DIY CNC Quilting Machine with LinuxCNC

Converting a midarm frame for CNC control with LinuxCNC, generating gcode with Fusion 360

Since this gets a bit long, I’ll include links to each section.

  1. Machine In Operation (Demo)
  2. Backstory
  3. Electronics
  4. Drive System – X Axis
  5. Drive System – Y Axis
  6. Sewing Machine
  7. Generating gcode
  8. Work Samples
  9. My Wife’s Quilting Instagram

Product links are to exact listings I used in this build. As an Amazon Associate I earn from qualifying purchases.

Machine In Operation (Demo)


My friend’s wife also quilts. She was upgrading and needed to make space for her new machine. That’s how I ended up with a Little Gracie II quilting frame. My wife taught herself to quilt on a Brother PQ1500SL, but wanted to upgrade to a machine with more stitch options. So that freed up a midarm machine. A new stitch regulator, a bunch of tweaking alignment, and replacing some wheels/bearings and we had a midarm machine quilting setup.

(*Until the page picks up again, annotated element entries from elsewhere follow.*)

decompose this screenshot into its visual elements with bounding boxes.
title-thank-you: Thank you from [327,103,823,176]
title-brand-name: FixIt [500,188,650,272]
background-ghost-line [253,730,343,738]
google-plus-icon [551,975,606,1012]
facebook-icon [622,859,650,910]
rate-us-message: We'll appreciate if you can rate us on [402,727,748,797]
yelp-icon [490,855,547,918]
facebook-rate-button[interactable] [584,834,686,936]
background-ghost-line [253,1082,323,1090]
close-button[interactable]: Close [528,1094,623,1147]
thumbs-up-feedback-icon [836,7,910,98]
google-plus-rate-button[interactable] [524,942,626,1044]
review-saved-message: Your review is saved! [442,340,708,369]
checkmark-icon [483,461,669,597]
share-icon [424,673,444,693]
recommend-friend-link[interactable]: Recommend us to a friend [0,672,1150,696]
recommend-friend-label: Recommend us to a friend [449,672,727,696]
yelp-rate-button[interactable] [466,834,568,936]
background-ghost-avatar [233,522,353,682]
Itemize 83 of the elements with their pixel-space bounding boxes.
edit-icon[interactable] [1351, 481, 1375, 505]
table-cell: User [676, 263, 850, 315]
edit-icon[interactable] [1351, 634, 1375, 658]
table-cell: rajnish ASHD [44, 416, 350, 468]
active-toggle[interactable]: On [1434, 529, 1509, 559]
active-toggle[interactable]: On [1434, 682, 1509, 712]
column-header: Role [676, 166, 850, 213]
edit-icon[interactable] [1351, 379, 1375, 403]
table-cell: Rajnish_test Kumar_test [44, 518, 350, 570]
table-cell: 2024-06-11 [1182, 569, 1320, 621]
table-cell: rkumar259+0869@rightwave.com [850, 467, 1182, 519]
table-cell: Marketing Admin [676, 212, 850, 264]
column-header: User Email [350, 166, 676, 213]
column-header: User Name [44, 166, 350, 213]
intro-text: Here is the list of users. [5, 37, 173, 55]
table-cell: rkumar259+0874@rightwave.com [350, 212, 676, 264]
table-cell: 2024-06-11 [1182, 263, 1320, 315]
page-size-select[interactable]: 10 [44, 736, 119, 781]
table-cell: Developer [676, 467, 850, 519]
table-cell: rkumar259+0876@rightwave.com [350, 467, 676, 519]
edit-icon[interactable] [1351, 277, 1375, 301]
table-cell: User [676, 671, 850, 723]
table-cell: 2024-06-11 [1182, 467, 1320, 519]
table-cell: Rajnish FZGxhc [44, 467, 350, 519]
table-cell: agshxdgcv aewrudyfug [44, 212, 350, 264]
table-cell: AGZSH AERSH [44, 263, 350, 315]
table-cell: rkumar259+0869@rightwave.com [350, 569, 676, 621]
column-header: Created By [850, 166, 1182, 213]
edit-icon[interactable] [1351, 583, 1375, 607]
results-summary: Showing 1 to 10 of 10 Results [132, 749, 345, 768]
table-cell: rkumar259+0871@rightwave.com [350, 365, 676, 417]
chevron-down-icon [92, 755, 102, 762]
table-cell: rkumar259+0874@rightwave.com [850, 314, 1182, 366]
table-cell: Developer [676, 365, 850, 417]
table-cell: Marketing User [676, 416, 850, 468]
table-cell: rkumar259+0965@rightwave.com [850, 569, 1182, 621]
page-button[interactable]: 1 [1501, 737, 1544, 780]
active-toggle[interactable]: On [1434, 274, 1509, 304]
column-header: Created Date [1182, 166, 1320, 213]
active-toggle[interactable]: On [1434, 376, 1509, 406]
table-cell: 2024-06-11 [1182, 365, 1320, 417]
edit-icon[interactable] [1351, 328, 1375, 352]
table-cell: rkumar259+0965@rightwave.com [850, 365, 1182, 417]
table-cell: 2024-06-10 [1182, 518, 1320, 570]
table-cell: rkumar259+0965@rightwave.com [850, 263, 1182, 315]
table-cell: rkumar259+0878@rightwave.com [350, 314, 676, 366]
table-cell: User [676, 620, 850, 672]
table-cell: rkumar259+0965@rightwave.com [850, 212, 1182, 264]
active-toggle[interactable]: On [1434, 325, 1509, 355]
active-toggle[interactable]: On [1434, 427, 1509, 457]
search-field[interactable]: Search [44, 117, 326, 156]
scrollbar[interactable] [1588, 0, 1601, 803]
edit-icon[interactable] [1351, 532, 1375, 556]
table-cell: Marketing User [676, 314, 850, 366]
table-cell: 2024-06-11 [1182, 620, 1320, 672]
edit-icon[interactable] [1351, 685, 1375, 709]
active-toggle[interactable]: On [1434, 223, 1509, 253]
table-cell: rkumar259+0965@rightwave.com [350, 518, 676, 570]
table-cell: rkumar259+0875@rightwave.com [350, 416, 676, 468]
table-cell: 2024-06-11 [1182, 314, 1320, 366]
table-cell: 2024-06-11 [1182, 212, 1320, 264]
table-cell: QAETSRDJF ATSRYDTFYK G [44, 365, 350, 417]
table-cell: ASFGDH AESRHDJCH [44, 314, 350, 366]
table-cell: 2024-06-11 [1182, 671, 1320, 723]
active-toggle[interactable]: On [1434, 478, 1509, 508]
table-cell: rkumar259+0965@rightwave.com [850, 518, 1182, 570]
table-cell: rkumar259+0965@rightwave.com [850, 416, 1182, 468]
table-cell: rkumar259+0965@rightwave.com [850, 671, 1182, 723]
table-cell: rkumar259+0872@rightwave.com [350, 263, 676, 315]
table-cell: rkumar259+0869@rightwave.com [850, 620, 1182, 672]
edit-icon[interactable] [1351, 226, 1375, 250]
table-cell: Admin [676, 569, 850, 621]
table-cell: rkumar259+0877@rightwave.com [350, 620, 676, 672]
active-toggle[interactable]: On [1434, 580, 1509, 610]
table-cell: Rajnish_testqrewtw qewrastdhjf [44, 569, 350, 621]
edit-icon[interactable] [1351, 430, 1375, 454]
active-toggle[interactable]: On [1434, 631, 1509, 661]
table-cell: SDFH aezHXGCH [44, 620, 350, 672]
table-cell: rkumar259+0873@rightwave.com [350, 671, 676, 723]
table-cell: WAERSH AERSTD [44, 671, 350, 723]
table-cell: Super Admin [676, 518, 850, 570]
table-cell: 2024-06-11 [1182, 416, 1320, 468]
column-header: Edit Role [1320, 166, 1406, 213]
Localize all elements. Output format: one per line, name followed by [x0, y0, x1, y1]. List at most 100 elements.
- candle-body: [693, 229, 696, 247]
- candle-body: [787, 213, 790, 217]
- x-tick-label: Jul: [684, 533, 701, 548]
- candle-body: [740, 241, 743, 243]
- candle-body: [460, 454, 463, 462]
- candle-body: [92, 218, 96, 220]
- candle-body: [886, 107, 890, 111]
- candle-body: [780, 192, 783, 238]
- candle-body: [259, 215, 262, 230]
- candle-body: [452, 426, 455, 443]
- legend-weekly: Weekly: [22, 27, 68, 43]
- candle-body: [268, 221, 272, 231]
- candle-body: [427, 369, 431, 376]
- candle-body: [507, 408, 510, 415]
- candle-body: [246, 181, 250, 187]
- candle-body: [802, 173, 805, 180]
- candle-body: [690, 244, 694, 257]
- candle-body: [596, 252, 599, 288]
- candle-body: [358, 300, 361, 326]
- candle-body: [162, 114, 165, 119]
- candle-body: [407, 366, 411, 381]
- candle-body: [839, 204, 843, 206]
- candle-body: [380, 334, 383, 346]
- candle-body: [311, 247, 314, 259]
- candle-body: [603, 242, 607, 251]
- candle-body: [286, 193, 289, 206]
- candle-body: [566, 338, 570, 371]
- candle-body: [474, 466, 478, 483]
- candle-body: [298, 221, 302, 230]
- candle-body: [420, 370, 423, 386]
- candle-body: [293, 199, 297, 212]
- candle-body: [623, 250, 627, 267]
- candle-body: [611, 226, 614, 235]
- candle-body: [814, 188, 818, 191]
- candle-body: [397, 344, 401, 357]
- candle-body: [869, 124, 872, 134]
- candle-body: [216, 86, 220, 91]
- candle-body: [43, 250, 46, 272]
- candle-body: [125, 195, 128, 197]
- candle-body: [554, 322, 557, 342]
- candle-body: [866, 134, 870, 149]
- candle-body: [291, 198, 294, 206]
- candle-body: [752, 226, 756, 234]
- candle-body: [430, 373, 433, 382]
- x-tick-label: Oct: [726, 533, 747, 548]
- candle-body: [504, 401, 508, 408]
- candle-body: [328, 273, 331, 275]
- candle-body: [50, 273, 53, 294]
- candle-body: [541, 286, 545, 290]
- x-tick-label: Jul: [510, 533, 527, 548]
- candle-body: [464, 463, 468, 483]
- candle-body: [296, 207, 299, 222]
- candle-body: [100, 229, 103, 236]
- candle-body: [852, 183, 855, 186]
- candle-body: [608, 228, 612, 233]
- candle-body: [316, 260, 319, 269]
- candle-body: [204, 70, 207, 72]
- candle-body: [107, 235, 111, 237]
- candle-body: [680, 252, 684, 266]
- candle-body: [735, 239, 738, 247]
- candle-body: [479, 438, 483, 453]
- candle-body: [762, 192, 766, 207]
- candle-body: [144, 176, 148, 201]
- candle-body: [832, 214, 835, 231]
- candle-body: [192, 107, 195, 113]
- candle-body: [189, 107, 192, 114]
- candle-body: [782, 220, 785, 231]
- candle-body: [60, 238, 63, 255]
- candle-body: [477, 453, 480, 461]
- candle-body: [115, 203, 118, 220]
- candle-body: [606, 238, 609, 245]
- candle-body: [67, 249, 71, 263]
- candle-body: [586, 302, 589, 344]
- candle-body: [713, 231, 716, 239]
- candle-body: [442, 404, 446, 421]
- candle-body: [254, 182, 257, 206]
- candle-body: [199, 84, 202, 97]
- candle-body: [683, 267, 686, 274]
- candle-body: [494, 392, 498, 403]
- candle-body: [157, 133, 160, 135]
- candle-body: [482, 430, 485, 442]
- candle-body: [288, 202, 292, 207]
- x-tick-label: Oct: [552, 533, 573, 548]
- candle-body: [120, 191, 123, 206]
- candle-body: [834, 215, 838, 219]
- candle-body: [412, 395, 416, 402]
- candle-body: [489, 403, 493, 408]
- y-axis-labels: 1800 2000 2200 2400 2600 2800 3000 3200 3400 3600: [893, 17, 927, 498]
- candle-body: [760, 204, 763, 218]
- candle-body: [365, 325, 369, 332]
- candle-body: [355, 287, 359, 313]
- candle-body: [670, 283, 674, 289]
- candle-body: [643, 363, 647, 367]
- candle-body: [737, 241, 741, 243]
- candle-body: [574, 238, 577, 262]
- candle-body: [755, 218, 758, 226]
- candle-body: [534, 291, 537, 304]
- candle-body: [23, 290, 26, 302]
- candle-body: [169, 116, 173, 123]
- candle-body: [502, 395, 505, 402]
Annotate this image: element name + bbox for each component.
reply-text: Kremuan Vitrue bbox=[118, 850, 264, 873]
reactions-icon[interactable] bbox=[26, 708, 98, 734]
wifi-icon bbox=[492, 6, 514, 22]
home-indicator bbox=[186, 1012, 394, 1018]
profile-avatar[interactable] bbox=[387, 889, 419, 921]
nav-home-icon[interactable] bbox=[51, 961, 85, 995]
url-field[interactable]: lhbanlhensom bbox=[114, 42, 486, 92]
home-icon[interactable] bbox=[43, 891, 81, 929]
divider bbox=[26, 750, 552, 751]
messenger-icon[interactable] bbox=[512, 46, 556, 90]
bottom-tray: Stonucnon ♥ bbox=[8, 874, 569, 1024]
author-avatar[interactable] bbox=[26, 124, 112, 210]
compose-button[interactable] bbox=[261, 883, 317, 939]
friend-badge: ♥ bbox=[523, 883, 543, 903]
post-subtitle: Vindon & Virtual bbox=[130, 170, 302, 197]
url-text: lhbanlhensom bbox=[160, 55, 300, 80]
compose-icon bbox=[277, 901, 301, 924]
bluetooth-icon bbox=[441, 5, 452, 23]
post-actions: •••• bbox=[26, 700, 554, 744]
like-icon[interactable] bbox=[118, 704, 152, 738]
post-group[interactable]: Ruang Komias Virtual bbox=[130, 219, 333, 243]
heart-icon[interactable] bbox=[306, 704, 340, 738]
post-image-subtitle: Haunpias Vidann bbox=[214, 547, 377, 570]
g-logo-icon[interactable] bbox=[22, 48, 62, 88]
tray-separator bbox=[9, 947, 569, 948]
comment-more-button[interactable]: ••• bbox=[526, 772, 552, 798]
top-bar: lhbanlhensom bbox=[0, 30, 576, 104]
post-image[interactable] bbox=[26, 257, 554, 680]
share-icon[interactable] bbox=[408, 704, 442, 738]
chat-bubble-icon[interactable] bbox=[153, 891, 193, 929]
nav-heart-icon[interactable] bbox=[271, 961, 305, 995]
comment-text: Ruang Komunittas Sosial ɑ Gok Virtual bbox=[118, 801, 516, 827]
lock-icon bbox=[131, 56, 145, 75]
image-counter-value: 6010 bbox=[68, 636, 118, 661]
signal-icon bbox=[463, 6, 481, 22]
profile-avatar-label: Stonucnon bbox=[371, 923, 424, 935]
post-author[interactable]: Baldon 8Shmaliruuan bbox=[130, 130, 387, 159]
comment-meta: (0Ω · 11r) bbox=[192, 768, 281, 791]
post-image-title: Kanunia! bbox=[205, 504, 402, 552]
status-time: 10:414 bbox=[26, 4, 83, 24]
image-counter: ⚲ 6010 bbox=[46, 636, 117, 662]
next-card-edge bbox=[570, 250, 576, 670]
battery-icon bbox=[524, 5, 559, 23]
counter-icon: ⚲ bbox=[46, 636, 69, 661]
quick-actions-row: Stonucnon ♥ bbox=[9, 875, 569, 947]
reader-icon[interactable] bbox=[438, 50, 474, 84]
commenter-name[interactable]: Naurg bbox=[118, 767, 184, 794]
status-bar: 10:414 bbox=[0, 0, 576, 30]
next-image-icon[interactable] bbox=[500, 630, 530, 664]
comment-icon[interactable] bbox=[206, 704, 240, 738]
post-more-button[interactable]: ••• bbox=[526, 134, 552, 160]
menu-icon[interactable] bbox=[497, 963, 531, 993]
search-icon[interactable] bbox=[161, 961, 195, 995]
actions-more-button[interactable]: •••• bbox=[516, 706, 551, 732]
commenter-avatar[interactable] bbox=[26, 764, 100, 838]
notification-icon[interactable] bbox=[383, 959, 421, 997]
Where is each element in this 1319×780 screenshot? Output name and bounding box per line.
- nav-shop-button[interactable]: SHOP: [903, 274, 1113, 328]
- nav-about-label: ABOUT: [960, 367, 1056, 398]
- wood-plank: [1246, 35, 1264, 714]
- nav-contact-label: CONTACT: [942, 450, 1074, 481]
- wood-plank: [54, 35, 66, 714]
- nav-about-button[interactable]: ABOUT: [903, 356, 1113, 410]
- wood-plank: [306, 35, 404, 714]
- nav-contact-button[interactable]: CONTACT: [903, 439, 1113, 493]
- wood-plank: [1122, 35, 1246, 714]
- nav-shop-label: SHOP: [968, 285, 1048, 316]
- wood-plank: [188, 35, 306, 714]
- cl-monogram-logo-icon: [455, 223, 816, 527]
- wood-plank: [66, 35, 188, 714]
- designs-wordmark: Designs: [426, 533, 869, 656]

It turns out that using a quilting frame takes more patience than my wife has and more skill than I have.

I’ve had some CNC parts since the economic stimulus act of 2008. Specifically, I used my tax rebate to purchase a Keling Technology 425oz-in 3 axis kit with 3x KL4030 drivers, 3x 425oz-in NEMA23 steppers, a 36v power supply, and a C10 breakout board. I had used these parts in a hardware store/dumpster CNC project. My router wasn’t actually useful, so I yanked the steppers for this.


This isn’t overly complicated, steppers and drivers are connected according to the datasheets. While only the X and Y axes are driven, I’m pretending there is a disconnected Z axis to make generating gcode easier. There are no limit switches, homing switches, or spindle control. Starting and stopping the sewing machine is done manually. Sewing machine speed is controlled by the stitch regulator.

Related post: CNC Keypad / Custom USB Keyboard for LinuxCNC

Drive System – X Axis

The X axis is a set of 2 parallel belts because I found that moving the carriage with a single point of contact led to too much skew and the rollers binding. To drive both belts, I’m using an 8mm rod held by pillow blocks. Since I have to couple to a shaft, I’m using a 3:1 reduction to further limit acceleration.

The pillow blocks are spaced down from the underside of the table to allow room for the 60 tooth pulley. The idler pulleys are mounted in 3d printed blocks attached to sides and table, guiding the belt from top to bottom through a 3/4 in hole.

The X axis belts are attached to the carriage at 2 points using a 3d printed bracket and some laser cut acrylic. To tension the belts, I just pulled them tight with zip ties. I don’t want this to be too rigid in case the machines tries to rip itself apart.

To align the carriage after attaching the belts, I used a framing square to set the carriage straight before tightening the grub screws on the drive pulleys on the 8mm shaft.

Drive System – Y Axis

The Y axis is smaller with less weight to throw around so I used a smaller stepper to simplify attachment. I just used steel Nema 23 mounting brackets, attached the stepper with pulley and measured where everything else needed to align. Attached to the carriage by a 3d printed block holding laser cut acrylic. Belts are clamped with laser cut acrylic, wrapped around m4 bolts.

Sewing Machine

My wife upgraded to a new sewing machine, which freed up her old Brother PQ1500SL. It’s a solid machine, but it only does straight stitches. Perfect for quilting! I couldn’t’ figure out adjusting machine speed so I just bought a new Grace SureStitch Stitch Regulator specific to that machine. It uses encoder wheels against the rollers to sense how fast the machine is moving relative to the frame and speeds up / slows down the sewing machine to compensate. The idea is to have an even stitch length.

Generating gcode

I’m looking for an easier solution, but this works for now. Autodesk Fusion 360 is my preferred CAD/CAM package. When all you have is a hammer, everything looks like a nail…

I start with one sketch on the XY plane that outlines my work area (quilt width x by 5 inches y). I then make another sketch on top of that with my row heading down, then another sketch with the row coming back. Splitting into multiple sketches like this makes it easier to get the segment order right when selecting the contour for 2d trace. I pretend I’m using a 45 degree V bit.

Work Samples

At first, a lot of inspiration came from WALK: Master Machine Quilting with your Walking Foot. Diamonds, zigzags, scallops are super easy (and very uniform)

Eventually we branched out into things that can really only be done with CNC. That’s my wife’s heartbeat as captured by her Apple Watch, turned into a vector, used to quilt a blanket for our daughter. She literally put her heart into it.

That’s my wife’s signature, vectorized and used to ‘sign’ her quilt in contrasting thread.

I drew a star pattern for the baby blanket for our son.